You know who's not well known for restraint? Armed drug abusers who need more drugs.
So, that's depressing, but it is what it is. I don't see us changing any time soon. So, we should try to make the most of it, turn it into a tourist attraction—Looking for excitement and danger? Don't have the money to go to war-torn regions overseas? Come to Tennessee. Our people are friendly, until they're not.
NBC News has a story about opponents of the Common Core Curriculum, who are concerned about just what children will be reading in high school.
On the one hand,
Opposition to the standards covers a spectrum of mistrust: accusations that new tests will be used to mine data on students, complaints that Bill Gates and other corporate interests are in control, rumors that kids will no longer be allowed to read "Moby Dick."
On the other hand, Stacey Campfield doesn't want kids reading Toni Morrison's The Bluest Eye, because
"That reads out of Penthouse Forum or something like that," Campfield said. "That's not something an 11th grader needs to be reading in school."
The Craigslist ad starts, "Last Friday night, your dog wandered up onto our porch." And from there it tells of the harrowing discovery of a dog that would come to be known as Mama Jade:
The fresh bite marks on her muzzle, the scars that covered her body, the exposed pink and purple flesh around her neck, where she was obviously tied up with ropes that cut their way into her skin, over and over again. The obvious signs that she had been bred, relentlessly, time after time. The pressure wounds on her elbows that bled whenever they touched anything, from being tied and forced to lay on cement ground and metal cage mesh.

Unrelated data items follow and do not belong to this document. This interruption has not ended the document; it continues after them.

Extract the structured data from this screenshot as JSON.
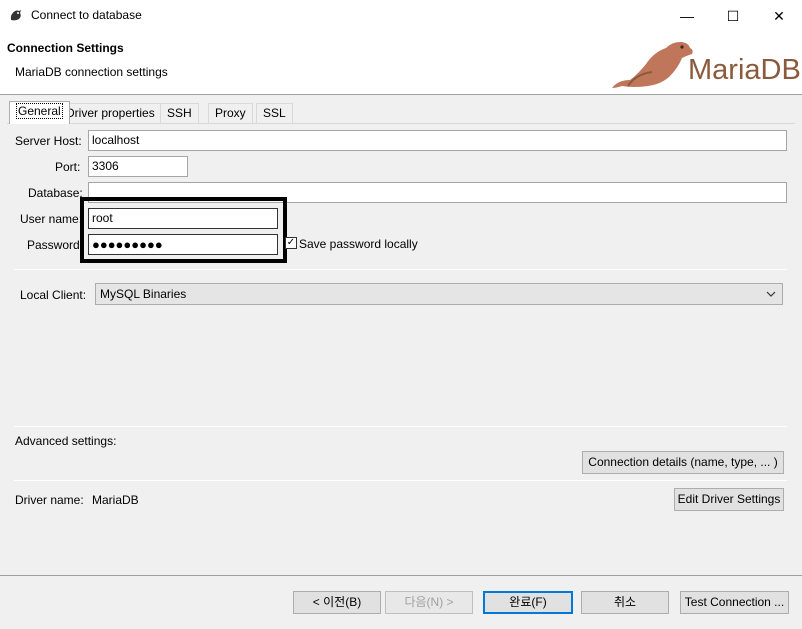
{
  "window": {
    "title": "Connect to database",
    "minimize": "—",
    "maximize": "☐",
    "close": "✕"
  },
  "header": {
    "title": "Connection Settings",
    "subtitle": "MariaDB connection settings",
    "logo_text": "MariaDB"
  },
  "tabs": [
    "General",
    "Driver properties",
    "SSH",
    "Proxy",
    "SSL"
  ],
  "form": {
    "server_host_label": "Server Host:",
    "server_host_value": "localhost",
    "port_label": "Port:",
    "port_value": "3306",
    "database_label": "Database:",
    "database_value": "",
    "username_label": "User name:",
    "username_value": "root",
    "password_label": "Password:",
    "password_value": "●●●●●●●●●",
    "save_password_label": "Save password locally",
    "save_password_checked": true,
    "local_client_label": "Local Client:",
    "local_client_value": "MySQL Binaries"
  },
  "advanced": {
    "label": "Advanced settings:",
    "connection_details_button": "Connection details (name, type, ... )"
  },
  "driver": {
    "label": "Driver name:",
    "value": "MariaDB",
    "edit_button": "Edit Driver Settings"
  },
  "footer": {
    "back_button": "< 이전(B)",
    "next_button": "다음(N) >",
    "finish_button": "완료(F)",
    "cancel_button": "취소",
    "test_button": "Test Connection ..."
  },
  "colors": {
    "accent": "#0078d7",
    "logo_brown": "#c0765a",
    "logo_text": "#8b5a3c"
  }
}
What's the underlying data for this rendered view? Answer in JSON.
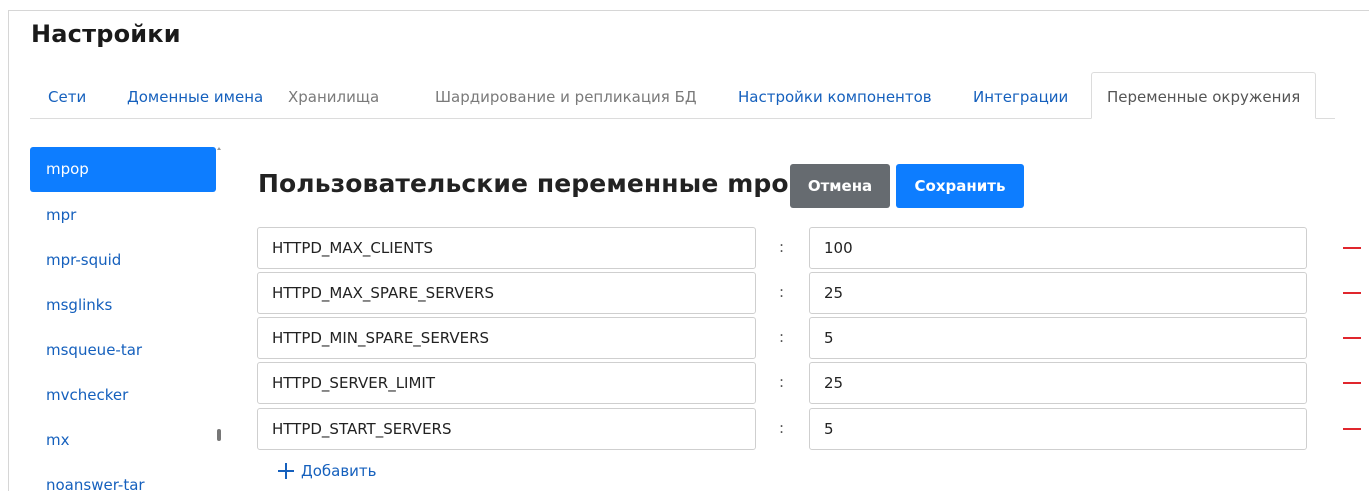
{
  "page": {
    "title": "Настройки"
  },
  "tabs": [
    {
      "label": "Сети"
    },
    {
      "label": "Доменные имена"
    },
    {
      "label": "Хранилища"
    },
    {
      "label": "Шардирование и репликация БД"
    },
    {
      "label": "Настройки компонентов"
    },
    {
      "label": "Интеграции"
    },
    {
      "label": "Переменные окружения"
    }
  ],
  "active_tab": "Переменные окружения",
  "sidebar": {
    "items": [
      {
        "label": "mpop"
      },
      {
        "label": "mpr"
      },
      {
        "label": "mpr-squid"
      },
      {
        "label": "msglinks"
      },
      {
        "label": "msqueue-tar"
      },
      {
        "label": "mvchecker"
      },
      {
        "label": "mx"
      },
      {
        "label": "noanswer-tar"
      }
    ],
    "active": "mpop"
  },
  "section": {
    "heading": "Пользовательские переменные mpop:",
    "cancel_label": "Отмена",
    "save_label": "Сохранить",
    "add_label": "Добавить",
    "separator": ":"
  },
  "variables": [
    {
      "key": "HTTPD_MAX_CLIENTS",
      "value": "100"
    },
    {
      "key": "HTTPD_MAX_SPARE_SERVERS",
      "value": "25"
    },
    {
      "key": "HTTPD_MIN_SPARE_SERVERS",
      "value": "5"
    },
    {
      "key": "HTTPD_SERVER_LIMIT",
      "value": "25"
    },
    {
      "key": "HTTPD_START_SERVERS",
      "value": "5"
    }
  ],
  "colors": {
    "accent": "#0d7dff",
    "link": "#1560bd",
    "cancel": "#666b70",
    "remove": "#e0262d"
  },
  "icons": {
    "add": "plus-icon",
    "remove": "minus-icon"
  }
}
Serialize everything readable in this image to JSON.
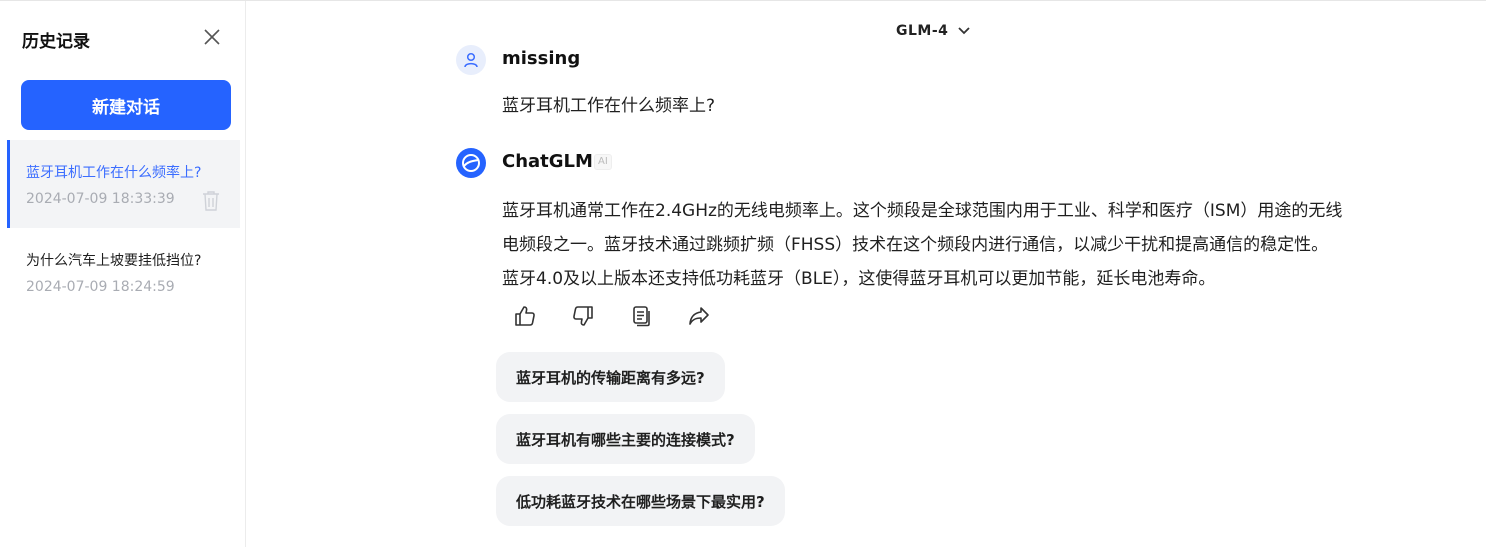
{
  "sidebar": {
    "title": "历史记录",
    "new_chat_label": "新建对话",
    "items": [
      {
        "title": "蓝牙耳机工作在什么频率上?",
        "time": "2024-07-09 18:33:39"
      },
      {
        "title": "为什么汽车上坡要挂低挡位?",
        "time": "2024-07-09 18:24:59"
      }
    ]
  },
  "header": {
    "model": "GLM-4"
  },
  "conversation": {
    "user": {
      "name": "missing",
      "text": "蓝牙耳机工作在什么频率上?"
    },
    "bot": {
      "name": "ChatGLM",
      "badge": "AI",
      "lines": [
        "蓝牙耳机通常工作在2.4GHz的无线电频率上。这个频段是全球范围内用于工业、科学和医疗（ISM）用途的无线",
        "电频段之一。蓝牙技术通过跳频扩频（FHSS）技术在这个频段内进行通信，以减少干扰和提高通信的稳定性。",
        "蓝牙4.0及以上版本还支持低功耗蓝牙（BLE），这使得蓝牙耳机可以更加节能，延长电池寿命。"
      ]
    },
    "actions": [
      "thumbs-up-icon",
      "thumbs-down-icon",
      "copy-icon",
      "share-icon"
    ]
  },
  "suggestions": [
    "蓝牙耳机的传输距离有多远?",
    "蓝牙耳机有哪些主要的连接模式?",
    "低功耗蓝牙技术在哪些场景下最实用?"
  ],
  "colors": {
    "accent": "#2563ff",
    "active_text": "#3b6dff",
    "muted": "#a9acb3"
  }
}
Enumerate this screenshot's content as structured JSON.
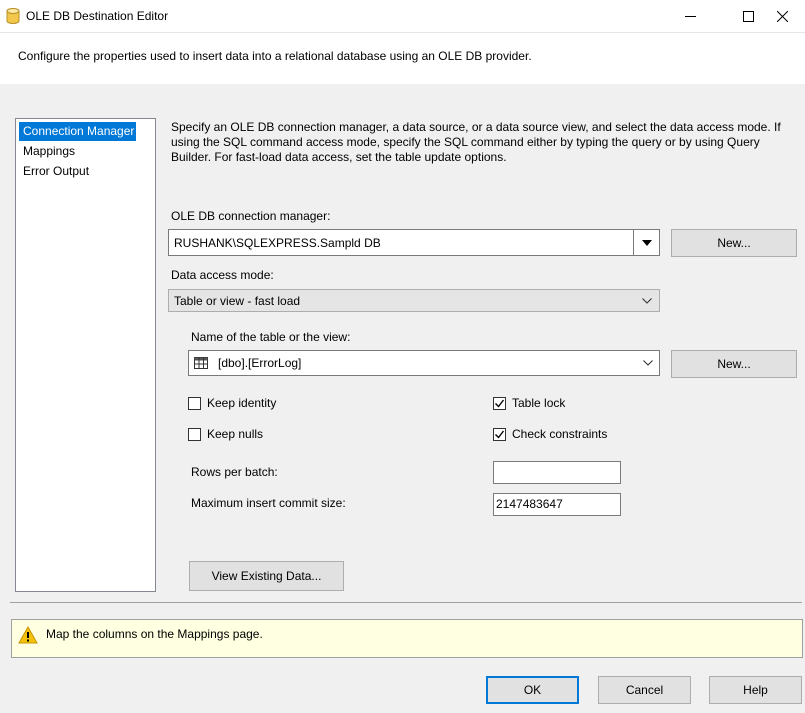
{
  "window": {
    "title": "OLE DB Destination Editor",
    "description": "Configure the properties used to insert data into a relational database using an OLE DB provider."
  },
  "nav": {
    "items": [
      {
        "label": "Connection Manager",
        "selected": true
      },
      {
        "label": "Mappings",
        "selected": false
      },
      {
        "label": "Error Output",
        "selected": false
      }
    ]
  },
  "content": {
    "description": "Specify an OLE DB connection manager, a data source, or a data source view, and select the data access mode. If using the SQL command access mode, specify the SQL command either by typing the query or by using Query Builder. For fast-load data access, set the table update options.",
    "connection_manager_label": "OLE DB connection manager:",
    "connection_manager_value": "RUSHANK\\SQLEXPRESS.Sampld DB",
    "new_label": "New...",
    "data_access_mode_label": "Data access mode:",
    "data_access_mode_value": "Table or view - fast load",
    "table_name_label": "Name of the table or the view:",
    "table_name_value": "[dbo].[ErrorLog]",
    "keep_identity_label": "Keep identity",
    "keep_nulls_label": "Keep nulls",
    "table_lock_label": "Table lock",
    "check_constraints_label": "Check constraints",
    "rows_per_batch_label": "Rows per batch:",
    "rows_per_batch_value": "",
    "max_commit_label": "Maximum insert commit size:",
    "max_commit_value": "2147483647",
    "view_existing_label": "View Existing Data..."
  },
  "message": {
    "text": "Map the columns on the Mappings page."
  },
  "footer": {
    "ok_label": "OK",
    "cancel_label": "Cancel",
    "help_label": "Help"
  },
  "colors": {
    "accent": "#0078d7",
    "warning": "#f4c20d",
    "message_bg": "#ffffe1"
  }
}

None of those things are even the worst part. Upon examining her teeth to gauge her approximate age, I burst into tears. I found that you had pulled the majority of them out and the ones you left, had been filed down. And you did this without anesthesia, this I am sure of. You did this so she couldn't fight back.
Here's the pit bull problem we have as a city. It's not the animals. It's that we have neighbors who would do this to an animal. There's a limit to how much damage a dog can do, even if it's as dangerous as the exaggerated stories about pit bulls. But a person who thinks nothing of fighting dogs, or of mutilating the dogs so that the ones he's going to hurt later by fighting them don't get too injured beforehand, that's a person who leaves a lot of terribleness in his wake.
I know it's supposed to be heartwarming that so many people reached out to the author of this letter and offered to help with Mama Jade's medical costs. But I think my heart is broken or something, because I just can't feel very happy about this. Because that dog is just the one who got away. What about her puppies? What about the dogs that bit her? What about the dogs that fight them? It's one small good thing in a sea of terribleness. And I hope that dog heals up and lives a long, full life. That would be great. She sounds like a good dog.
And all those other dogs deserve a chance to be good dogs too. A chance they're most likely not going to get. I'm relieved that Mama Jade found someone to rescue her. I'm relieved that there are people like that in Nashville. But I can't stand knowing that, normally, nothing happens to the people who are the reason that dog ended up like that. They get to do whatever they want and these animals pay the price. And then these dogs get blamed, like they're terrible and not the monsters who do this to them.